| > since 2015 I think it has really grown up The lie to this statement is that all of Uber's actions to fix their problems (fire people, outside investigation, hire new HR heads) have come in response to bad PR, not an internal recognition that things weren't OK. Travis Kalanick, who was 37 years old when he sanctioned all of this behavior, is still the head of the company. I am sure many of the people who turned a blind eye when star performers were protected, or women were leaving the company in droves, are still there. This story is a case in point: Alexander wasn't fired, even after half of the executive team knew what he did, and the legal team ordered him to destroy the documents, until Recode started asking about the incident. If the company had really "grown up" as you suggest he would have been gone before the reporters started asking about him. If the company had "grown up" then one of the many people Susan Fowler talked to (in 2016) would have sounded alarms, before she wrote her blog post about it. > unlike other companies, they have aired their dirty laundry It's a well known phenomenon that people tend to overestimate the extent to which their habits and behaviors are shared by others: https://en.wikipedia.org/wiki/False_consensus_effect.
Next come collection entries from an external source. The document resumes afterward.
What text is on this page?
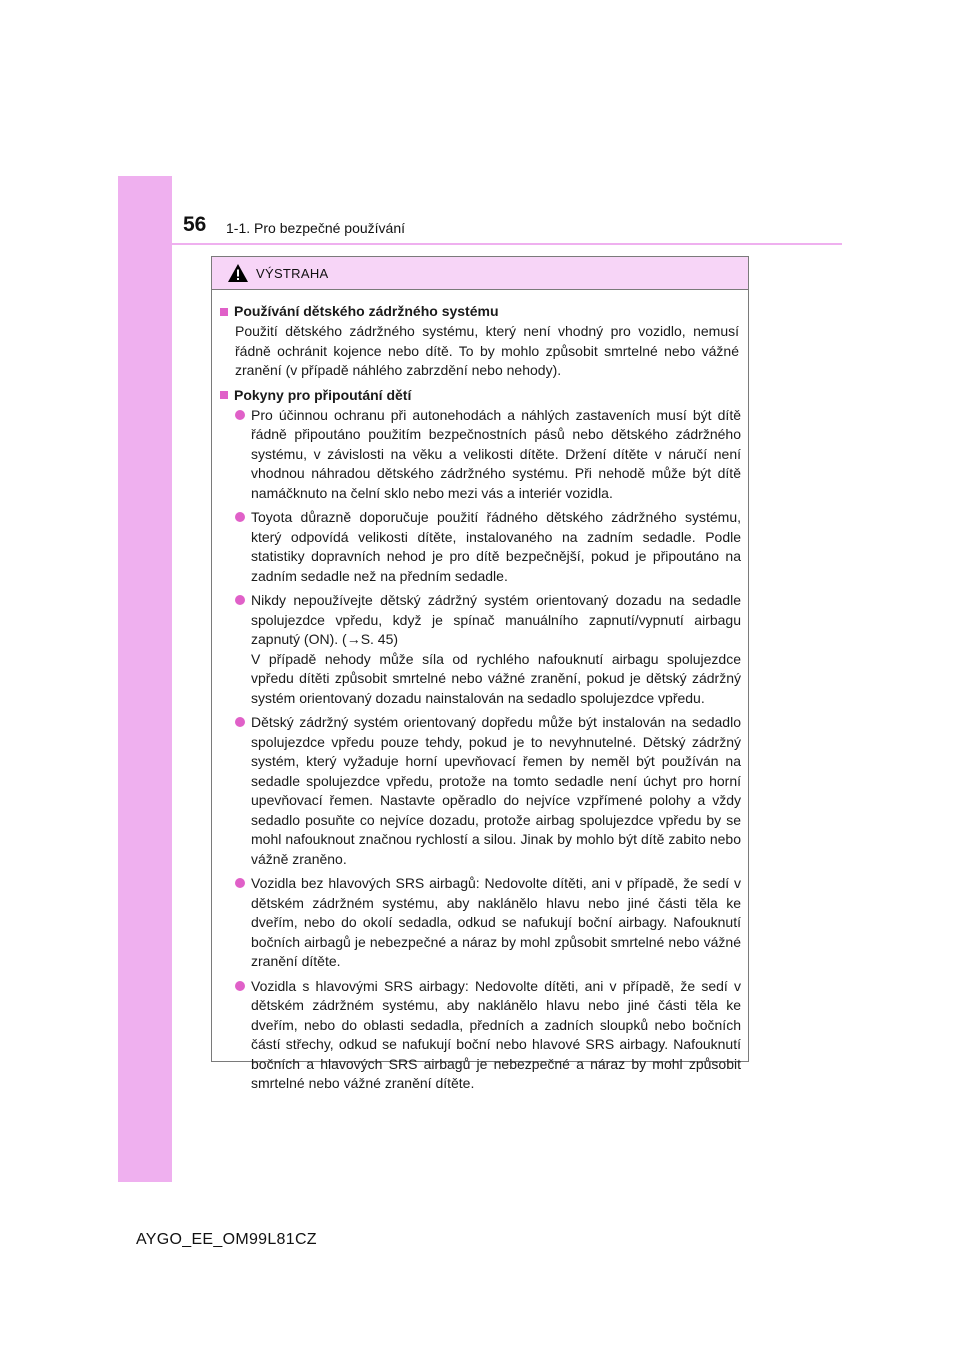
56 1-1. Pro bezpečné používání
VÝSTRAHA
Používání dětského zádržného systému

Použití dětského zádržného systému, který není vhodný pro vozidlo, nemusí řádně ochránit kojence nebo dítě. To by mohlo způsobit smrtelné nebo vážné zranění (v případě náhlého zabrzdění nebo nehody).

Pokyny pro připoutání dětí
Pro účinnou ochranu při autonehodách a náhlých zastaveních musí být dítě řádně připoutáno použitím bezpečnostních pásů nebo dětského zádržného systému, v závislosti na věku a velikosti dítěte. Držení dítěte v náručí není vhodnou náhradou dětského zádržného systému. Při nehodě může být dítě namáčknuto na čelní sklo nebo mezi vás a interiér vozidla.
Toyota důrazně doporučuje použití řádného dětského zádržného systému, který odpovídá velikosti dítěte, instalovaného na zadním sedadle. Podle statistiky dopravních nehod je pro dítě bezpečnější, pokud je připoutáno na zadním sedadle než na předním sedadle.
Nikdy nepoužívejte dětský zádržný systém orientovaný dozadu na sedadle spolujezdce vpředu, když je spínač manuálního zapnutí/vypnutí airbagu zapnutý (ON). (→S. 45)
V případě nehody může síla od rychlého nafouknutí airbagu spolujezdce vpředu dítěti způsobit smrtelné nebo vážné zranění, pokud je dětský zádržný systém orientovaný dozadu nainstalován na sedadlo spolujezdce vpředu.
Dětský zádržný systém orientovaný dopředu může být instalován na sedadlo spolujezdce vpředu pouze tehdy, pokud je to nevyhnutelné. Dětský zádržný systém, který vyžaduje horní upevňovací řemen by neměl být používán na sedadle spolujezdce vpředu, protože na tomto sedadle není úchyt pro horní upevňovací řemen. Nastavte opěradlo do nejvíce vzpřímené polohy a vždy sedadlo posuňte co nejvíce dozadu, protože airbag spolujezdce vpředu by se mohl nafouknout značnou rychlostí a silou. Jinak by mohlo být dítě zabito nebo vážně zraněno.
Vozidla bez hlavových SRS airbagů: Nedovolte dítěti, ani v případě, že sedí v dětském zádržném systému, aby naklánělo hlavu nebo jiné části těla ke dveřím, nebo do okolí sedadla, odkud se nafukují boční airbagy. Nafouknutí bočních airbagů je nebezpečné a náraz by mohl způsobit smrtelné nebo vážné zranění dítěte.
Vozidla s hlavovými SRS airbagy: Nedovolte dítěti, ani v případě, že sedí v dětském zádržném systému, aby naklánělo hlavu nebo jiné části těla ke dveřím, nebo do oblasti sedadla, předních a zadních sloupků nebo bočních částí střechy, odkud se nafukují boční nebo hlavové SRS airbagy. Nafouknutí bočních a hlavových SRS airbagů je nebezpečné a náraz by mohl způsobit smrtelné nebo vážné zranění dítěte.
AYGO_EE_OM99L81CZ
A simpler explanation for the series of bad headlines attributable to Uber and not other companies is that Uber was involved in worse behavior than those other companies. |
"Women leaving in droves" is a lie. The recent demographics report shows that, although we could do better, the female ratio is about equivalent to other tech companies. And there is a concerted effort to change our processes and training to reduce or remove unconscious bias in our hiring process to make it even better.
And powerful women are joining as well. We just had two major female execs with a huge list of accomplishments join. They know full well the company as it is today and wouldn't join if it was a piece of shit like many of you think it is.
I can't speak of the Alexander case because I know nothing of it. But it's still in that 2014 era that I was talking about. That would not fly now, and I think his firing is in line with how the company is today in 2017.
Since Susan Fowler, I think there has been a major change in company culture. Travis revealed in an allhands that he himself needs to change. He had strong opinions on what he wanted the company culture to be but he finally understood that he was wrong. He wanted a hard-driving, ultra-logical company that squeezed the best out of every single employee but rewarded them well with stock. But after seeing the unintended consequences, that it didn't work. It worked well when you have a handful of employees that love doing this, but it doesn't scale at 10,000+ employees and he finally admitted that. As well, the qualities that made him a great startup CEO do not translate to a 10,000 person company and he finally realized that in March. These are all things he admitted in the all hands, and it seems like The company is rapidly changing to becoming much more empathetic. He is giving full reins to the New SVP HR and she is doing a great job in my opinions. I really do believe that the changes will be transformational.